An Agreement With Love by Kristina Renee Mercier Stella Loretta Publishing
book review by Peter M. Fitzpatrick
"I have known the burden of incubating
a creative spirit like a caterpillar
blooms a butterfly, and felt its struggle
to release into a strange new phase of life
"
These poems follow a young woman's exploration of her inner landscape that inescapably melds with the outer landscape of nature. She wants to find stasis, security, and certainty with the right man, to fall in love. The pain of failure in this launches her into a search for meaning. The first section deals with her loss of her love and subsequent refuge in the sea, in roses, in butterflies. The butterfly farm she visits leads her to a dialogue with a man who tells her she is like a butterfly in love. He becomes "Blue Morpho," a correspondent who she touches base with throughout. This metaphor of change, of morphogenesis, becomes a central symbol in the next three parts. Her search for love and the accompanying pain and confusion finds metaphoric solace in this symbol.

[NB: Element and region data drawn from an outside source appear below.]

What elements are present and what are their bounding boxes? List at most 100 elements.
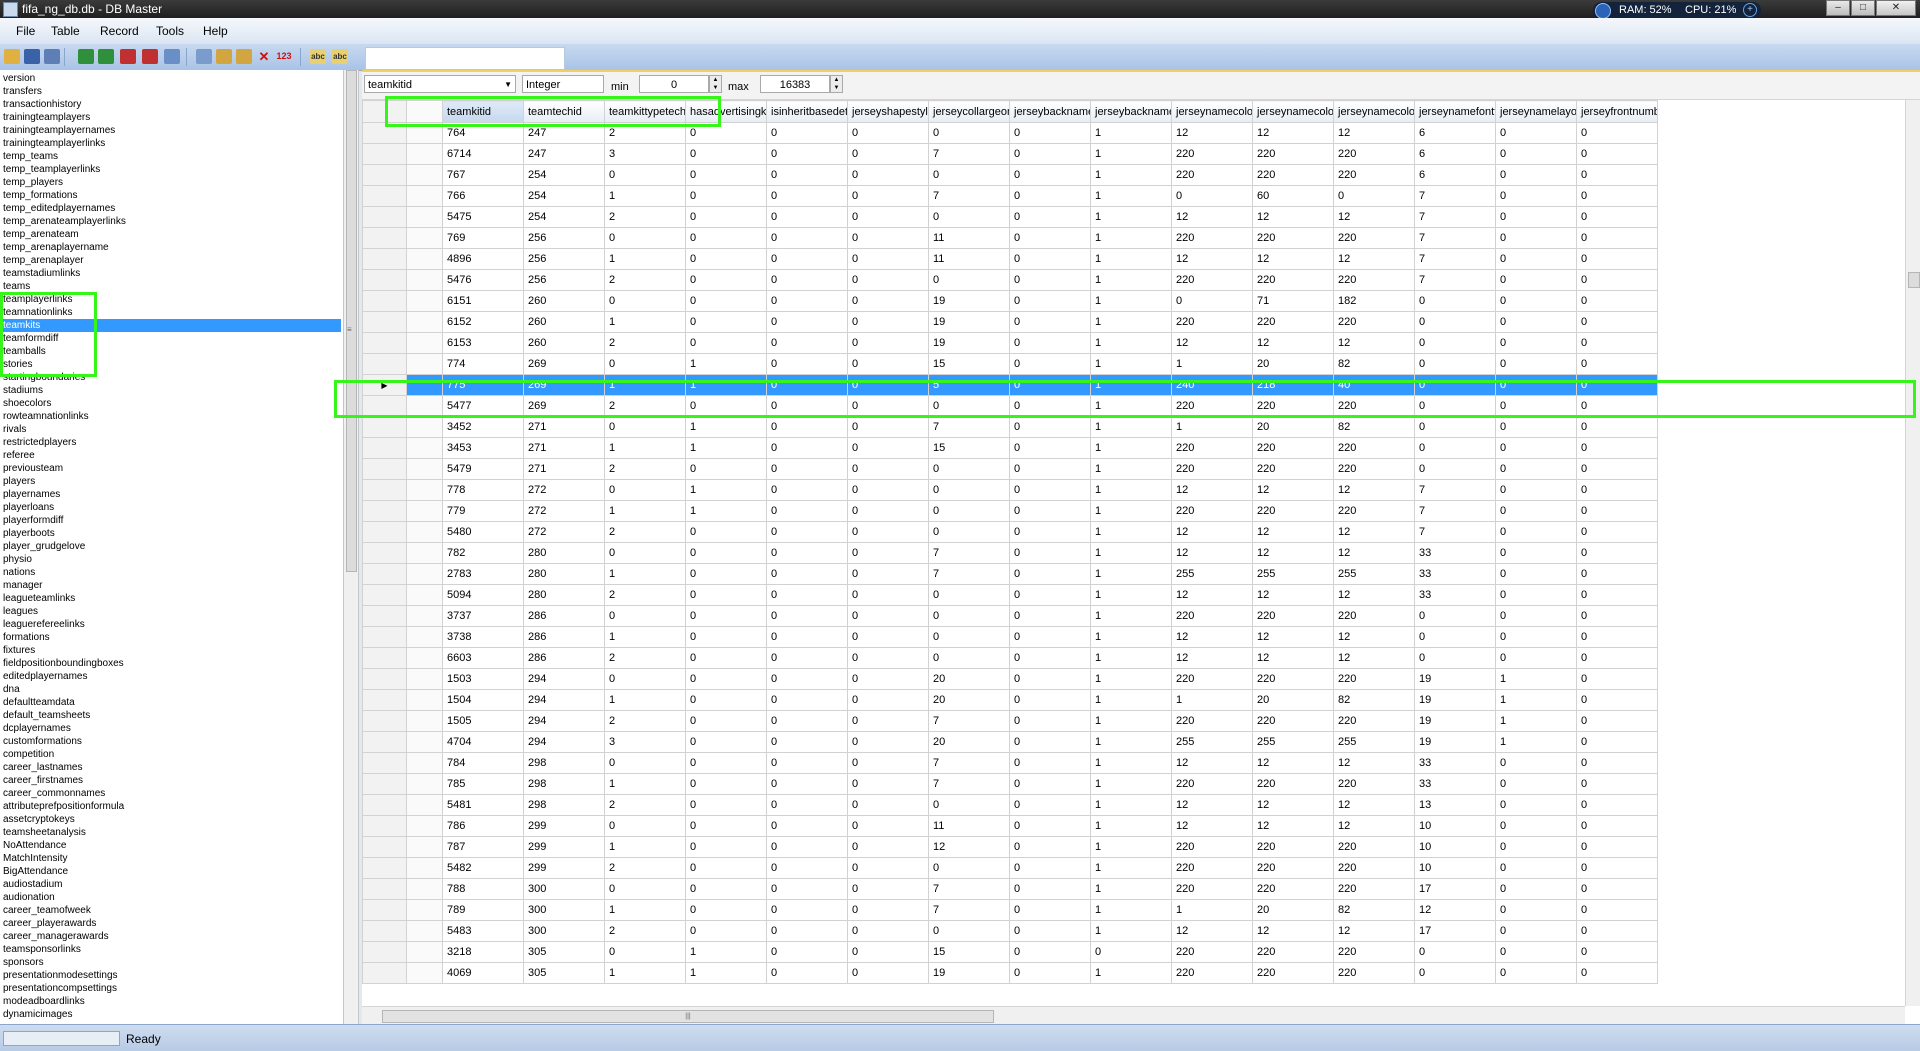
table-cell[interactable]: 6 [1414, 164, 1496, 186]
table-cell[interactable]: 220 [1333, 143, 1415, 165]
table-cell[interactable]: 220 [1333, 668, 1415, 690]
table-cell[interactable]: 0 [766, 836, 848, 858]
table-cell[interactable]: 12 [1252, 122, 1334, 144]
table-cell[interactable]: 12 [1333, 248, 1415, 270]
table-cell[interactable]: 0 [847, 248, 929, 270]
table-cell[interactable]: 0 [1414, 941, 1496, 963]
table-cell[interactable]: 220 [1171, 941, 1253, 963]
table-cell[interactable]: 0 [1576, 311, 1658, 333]
table-cell[interactable]: 1 [1090, 668, 1172, 690]
find-icon[interactable]: abc [310, 49, 326, 64]
table-cell[interactable]: 1 [685, 374, 767, 396]
table-cell[interactable]: 12 [1333, 584, 1415, 606]
table-cell[interactable]: 0 [1495, 857, 1577, 879]
table-cell[interactable]: 0 [685, 668, 767, 690]
table-cell[interactable]: 220 [1333, 941, 1415, 963]
table-cell[interactable]: 0 [847, 584, 929, 606]
table-cell[interactable]: 0 [1495, 374, 1577, 396]
table-row[interactable]: ▶ 775 269 1 1 0 0 5 0 1 240 218 40 0 0 0 [362, 374, 1658, 396]
import-all-icon[interactable] [98, 49, 114, 64]
table-cell[interactable]: 0 [766, 122, 848, 144]
table-cell[interactable]: 0 [685, 206, 767, 228]
table-cell[interactable]: 0 [928, 269, 1010, 291]
table-cell[interactable]: 15 [928, 437, 1010, 459]
min-input[interactable]: 0 [639, 75, 709, 93]
save-icon[interactable] [24, 49, 40, 64]
row-header[interactable] [362, 332, 407, 354]
table-cell[interactable]: 0 [1495, 185, 1577, 207]
table-list-item[interactable]: sponsors [0, 956, 341, 969]
table-cell[interactable]: 1 [1090, 143, 1172, 165]
table-list-item[interactable]: teamplayerlinks [0, 293, 341, 306]
table-list-item[interactable]: shoecolors [0, 397, 341, 410]
table-cell[interactable]: 0 [847, 689, 929, 711]
table-cell[interactable]: 7 [928, 542, 1010, 564]
table-cell[interactable]: 12 [1333, 206, 1415, 228]
grid-vertical-scrollbar[interactable] [1905, 100, 1920, 1006]
table-cell[interactable]: 0 [928, 458, 1010, 480]
table-list-item[interactable]: temp_teams [0, 150, 341, 163]
table-cell[interactable]: 6151 [442, 290, 524, 312]
table-cell[interactable]: 0 [685, 731, 767, 753]
table-cell[interactable]: 1 [1171, 353, 1253, 375]
table-cell[interactable]: 247 [523, 122, 605, 144]
row-header[interactable] [362, 899, 407, 921]
table-list-item[interactable]: temp_arenaplayer [0, 254, 341, 267]
table-cell[interactable]: 0 [1414, 332, 1496, 354]
table-cell[interactable]: 0 [1009, 521, 1091, 543]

This kind of poetry may be reminiscent of countless poems and novels in the romantic tradition. It avoids cliché by not taking refuge in wish fulfillment or fantasy. It is unabashedly honest and therefore brave, making the words shine with a brilliance that comes naturally with naked feeling. This kind of bare-handed slogging through the brambles and thorn bushes of emotion is almost at odds with artistry or artifice. That the author manages distancing through use of nature and its processes is instinctively right. It is only where the language becomes too precious, too poetic, that we feel she errs. But she errs very little. For the most part, the power of her language strikes up against the limits of speech. That is poetry.